The length of the consultation periods can vary among different instruments as follows:
- for a draft regional plan—60 business days;
- for a draft State planning regulatory provision—30 business days; and
- otherwise—40 business days.
Similar to consultation for these planning instruments at the State level, when a local government makes a new (or amends an existing) planning scheme or planning scheme policy, it must publish a notice in a newspaper circulating in the local government’s area to allow the public to make submissions about the proposed planning scheme or planning scheme policy. You may not be aware that the local government is required to advise persons who make a properly made submission about how they have dealt with the submission. This information is also to be conveyed to the Minister when it is being decided for approval.

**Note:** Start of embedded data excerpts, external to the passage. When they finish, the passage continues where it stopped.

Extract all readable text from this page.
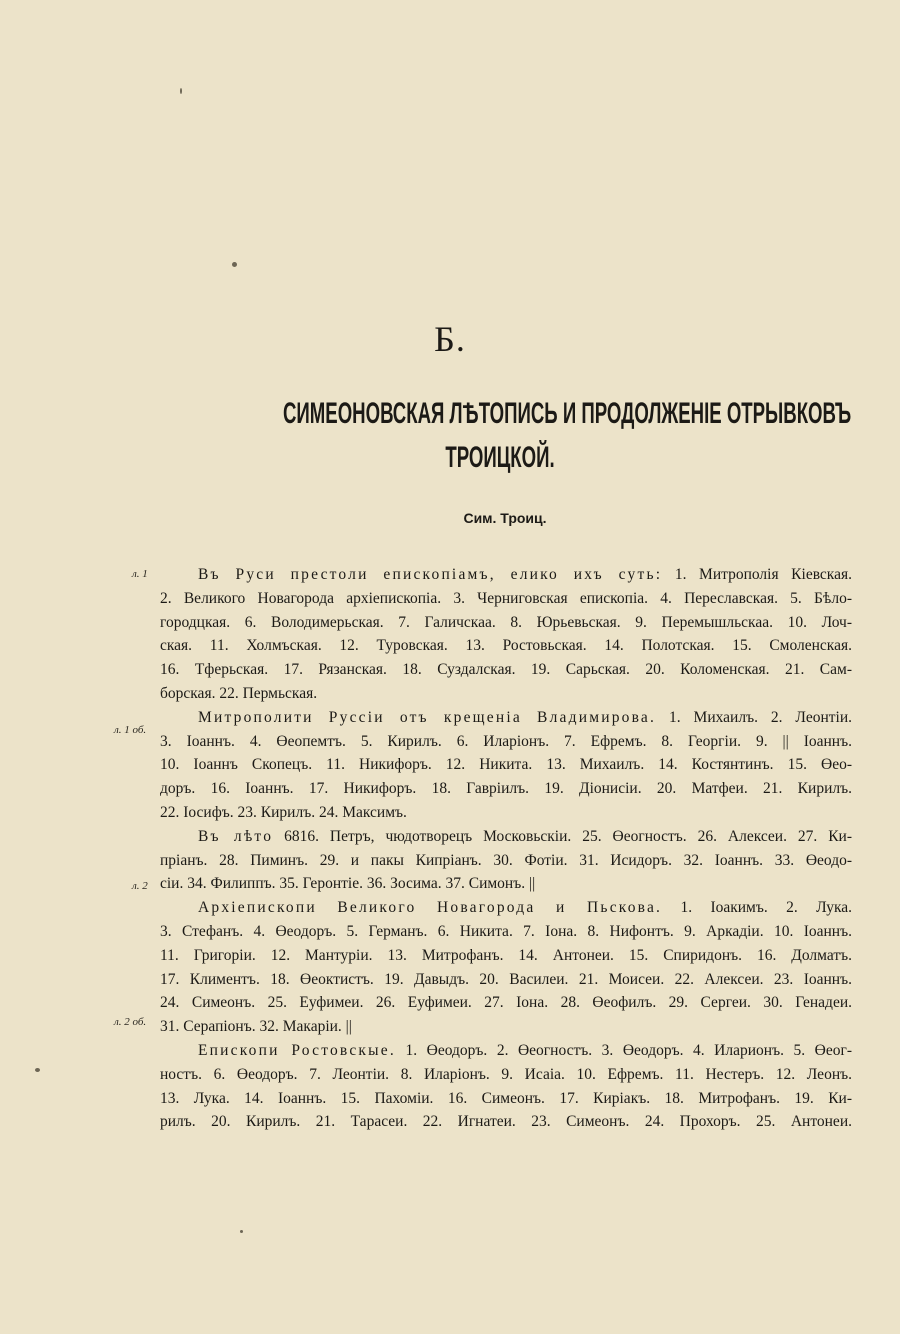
Б.
СИМЕОНОВСКАЯ ЛѢТОПИСЬ И ПРОДОЛЖЕНІЕ ОТРЫВКОВЪ
ТРОИЦКОЙ.
Сим. Троиц.
л. 1
л. 1 об.
л. 2
л. 2 об.
Въ Руси престоли епископіамъ, елико ихъ суть: 1. Митрополія Кіевская.
2. Великого Новагорода архіепископіа. 3. Черниговская епископіа. 4. Переславская. 5. Бѣло-
городцкая. 6. Володимерьская. 7. Галичскаа. 8. Юрьевьская. 9. Перемышльскаа. 10. Лоч-
ская. 11. Холмъская. 12. Туровская. 13. Ростовьская. 14. Полотская. 15. Смоленская.
16. Тферьская. 17. Рязанская. 18. Суздалская. 19. Сарьская. 20. Коломенская. 21. Сам-
борская. 22. Пермьская.
Митрополити Руссіи отъ крещеніа Владимирова. 1. Михаилъ. 2. Леонтіи.
3. Іоаннъ. 4. Өеопемтъ. 5. Кирилъ. 6. Иларіонъ. 7. Ефремъ. 8. Георгіи. 9. || Іоаннъ.
10. Іоаннъ Скопецъ. 11. Никифоръ. 12. Никита. 13. Михаилъ. 14. Костянтинъ. 15. Өео-
доръ. 16. Іоаннъ. 17. Никифоръ. 18. Гавріилъ. 19. Діонисіи. 20. Матфеи. 21. Кирилъ.
22. Іосифъ. 23. Кирилъ. 24. Максимъ.
Въ лѣто 6816. Петръ, чюдотворецъ Московьскіи. 25. Өеогностъ. 26. Алексеи. 27. Ки-
пріанъ. 28. Пиминъ. 29. и пакы Кипріанъ. 30. Фотіи. 31. Исидоръ. 32. Іоаннъ. 33. Өеодо-
сіи. 34. Филиппъ. 35. Геронтіе. 36. Зосима. 37. Симонъ. ||
Архіепископи Великого Новагорода и Пьскова. 1. Іоакимъ. 2. Лука.
3. Стефанъ. 4. Өеодоръ. 5. Германъ. 6. Никита. 7. Іона. 8. Нифонтъ. 9. Аркадіи. 10. Іоаннъ.
11. Григоріи. 12. Мантуріи. 13. Митрофанъ. 14. Антонеи. 15. Спиридонъ. 16. Долматъ.
17. Климентъ. 18. Өеоктистъ. 19. Давыдъ. 20. Василеи. 21. Моисеи. 22. Алексеи. 23. Іоаннъ.
24. Симеонъ. 25. Еуфимеи. 26. Еуфимеи. 27. Іона. 28. Өеофилъ. 29. Сергеи. 30. Генадеи.
31. Серапіонъ. 32. Макаріи. ||
Епископи Ростовскые. 1. Өеодоръ. 2. Өеогностъ. 3. Өеодоръ. 4. Иларионъ. 5. Өеог-
ностъ. 6. Өеодоръ. 7. Леонтіи. 8. Иларіонъ. 9. Исаіа. 10. Ефремъ. 11. Нестеръ. 12. Леонъ.
13. Лука. 14. Іоаннъ. 15. Пахоміи. 16. Симеонъ. 17. Киріакъ. 18. Митрофанъ. 19. Ки-
рилъ. 20. Кирилъ. 21. Тарасеи. 22. Игнатеи. 23. Симеонъ. 24. Прохоръ. 25. Антонеи.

The length of the consultation periods is different for a planning scheme and planning scheme policy as follows:
- for a planning scheme—30 business days; and
- for a planning scheme policy—20 business days.

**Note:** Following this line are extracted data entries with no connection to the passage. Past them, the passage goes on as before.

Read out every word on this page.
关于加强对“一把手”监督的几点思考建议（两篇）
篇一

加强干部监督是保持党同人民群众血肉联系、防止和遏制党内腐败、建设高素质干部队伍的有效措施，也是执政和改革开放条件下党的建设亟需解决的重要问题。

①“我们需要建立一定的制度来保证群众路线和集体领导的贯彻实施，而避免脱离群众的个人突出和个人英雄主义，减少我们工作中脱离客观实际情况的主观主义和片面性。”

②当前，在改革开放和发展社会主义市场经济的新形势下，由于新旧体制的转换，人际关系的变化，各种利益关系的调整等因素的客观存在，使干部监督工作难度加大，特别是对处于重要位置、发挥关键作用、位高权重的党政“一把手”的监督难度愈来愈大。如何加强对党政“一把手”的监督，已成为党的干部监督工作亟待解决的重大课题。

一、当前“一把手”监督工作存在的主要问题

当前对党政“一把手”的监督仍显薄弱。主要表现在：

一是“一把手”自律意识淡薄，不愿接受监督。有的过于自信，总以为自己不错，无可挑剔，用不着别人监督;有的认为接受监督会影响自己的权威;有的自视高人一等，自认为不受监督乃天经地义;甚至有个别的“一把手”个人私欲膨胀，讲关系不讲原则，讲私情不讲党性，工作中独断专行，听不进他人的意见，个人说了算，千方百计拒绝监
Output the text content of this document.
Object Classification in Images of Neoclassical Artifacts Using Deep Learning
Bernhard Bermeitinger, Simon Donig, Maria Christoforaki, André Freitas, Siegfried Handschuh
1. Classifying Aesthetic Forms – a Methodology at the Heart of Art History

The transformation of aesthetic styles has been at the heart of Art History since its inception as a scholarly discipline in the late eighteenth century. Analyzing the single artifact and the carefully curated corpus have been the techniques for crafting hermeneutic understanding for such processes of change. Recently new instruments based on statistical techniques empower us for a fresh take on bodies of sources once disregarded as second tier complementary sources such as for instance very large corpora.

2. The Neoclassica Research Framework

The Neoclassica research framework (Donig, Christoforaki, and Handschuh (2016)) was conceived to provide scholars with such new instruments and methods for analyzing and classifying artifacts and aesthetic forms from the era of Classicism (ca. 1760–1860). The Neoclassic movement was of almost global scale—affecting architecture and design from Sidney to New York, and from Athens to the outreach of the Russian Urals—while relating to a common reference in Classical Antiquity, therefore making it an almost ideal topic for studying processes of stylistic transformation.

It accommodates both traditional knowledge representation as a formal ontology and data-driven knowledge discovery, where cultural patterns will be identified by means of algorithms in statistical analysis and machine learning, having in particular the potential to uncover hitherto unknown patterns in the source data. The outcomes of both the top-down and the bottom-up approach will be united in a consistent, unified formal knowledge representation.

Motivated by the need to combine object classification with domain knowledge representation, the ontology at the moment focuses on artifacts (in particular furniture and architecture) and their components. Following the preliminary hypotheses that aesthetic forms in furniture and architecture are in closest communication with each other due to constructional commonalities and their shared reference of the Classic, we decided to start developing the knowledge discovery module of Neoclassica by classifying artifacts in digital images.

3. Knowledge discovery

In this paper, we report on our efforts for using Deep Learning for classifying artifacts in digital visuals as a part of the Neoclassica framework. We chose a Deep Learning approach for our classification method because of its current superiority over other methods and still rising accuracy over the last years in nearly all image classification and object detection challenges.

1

Development assessment is undertaken under the Integrated Development Assessment System (IDAS) – a part of the Sustainable Planning Act. Development is categorised into several ‘levels of assessment’ based on the potential impacts and appropriateness of a use for a particular zone. The various levels of assessment are:
- Compliance Assessment;
- Code Assessment; and
- Impact Assessment
Of these, it is important to note that statutory consultation (with avenue for 3rd party appeal) is only available for Impact Assessment development applications. The statutory requirement for public notification requires a notice to be placed on each road frontage of the land, a notice published in a newspaper that circulates in the area of the proposed development and a letter to all adjoining landowners notifying them of the proposed development and how they may make a submission. Generally, the notification period is 15 business days (but in certain circumstances can be 30 business days). During the notification period, anyone may make a submission is support of or objecting to the development. The local government must consider all properly made submissions when deciding the development application. Regardless of what is written in a submission, Council can only ultimately consider planning grounds when making their decision and any emotive or preferential matters (i.e. taste) are likely to be ignored. The planning grounds they primarily consider are contained within the planning scheme and therefore any submission to be made should be in respect of those grounds. Persons who make a properly made submission will be provided with a copy of Council’s decision for the application and a submitter has the right of appeal to the Planning and Environment Court about the decision.

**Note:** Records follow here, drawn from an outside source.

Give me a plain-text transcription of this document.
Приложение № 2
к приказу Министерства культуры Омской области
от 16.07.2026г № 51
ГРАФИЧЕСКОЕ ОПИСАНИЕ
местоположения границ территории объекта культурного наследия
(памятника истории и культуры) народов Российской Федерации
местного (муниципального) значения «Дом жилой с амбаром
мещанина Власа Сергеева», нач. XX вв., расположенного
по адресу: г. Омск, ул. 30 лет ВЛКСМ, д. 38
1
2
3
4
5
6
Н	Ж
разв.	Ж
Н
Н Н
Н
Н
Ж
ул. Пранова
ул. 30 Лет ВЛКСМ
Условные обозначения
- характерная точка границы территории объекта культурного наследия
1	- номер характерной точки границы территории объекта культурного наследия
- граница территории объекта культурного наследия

Brisbane City Council provides a very good summary of the consultation procedure for development applications and this information is probably relevant across all Queensland Local Government areas.
The Take Away
You should now have a better idea of the stages and opportunities available for you to get involved and have your say on planning and development in Queensland. For the most meaningful results, our recommendation is to participate at the planning stage (rather than at the development stage) as this is the part of the system where the policy (rules) are made. Anyone can have a say and it is possible to shape the outcome. Your power is great... but timing is key as you need to be aware of the consultation periods. Don’t be like the Kerrigans and wait until it’s too late. Make your voice heard early and make it count by making a ‘properly made’ submission at the planning stage. In the end logic and common sense should prevail because planning by nature is a very logical process.
If this article has inspired you to be more involved in planning matters, you can visit the Department of Justice and Attorney-General webpage were a running list of current and past consultation activities is kept.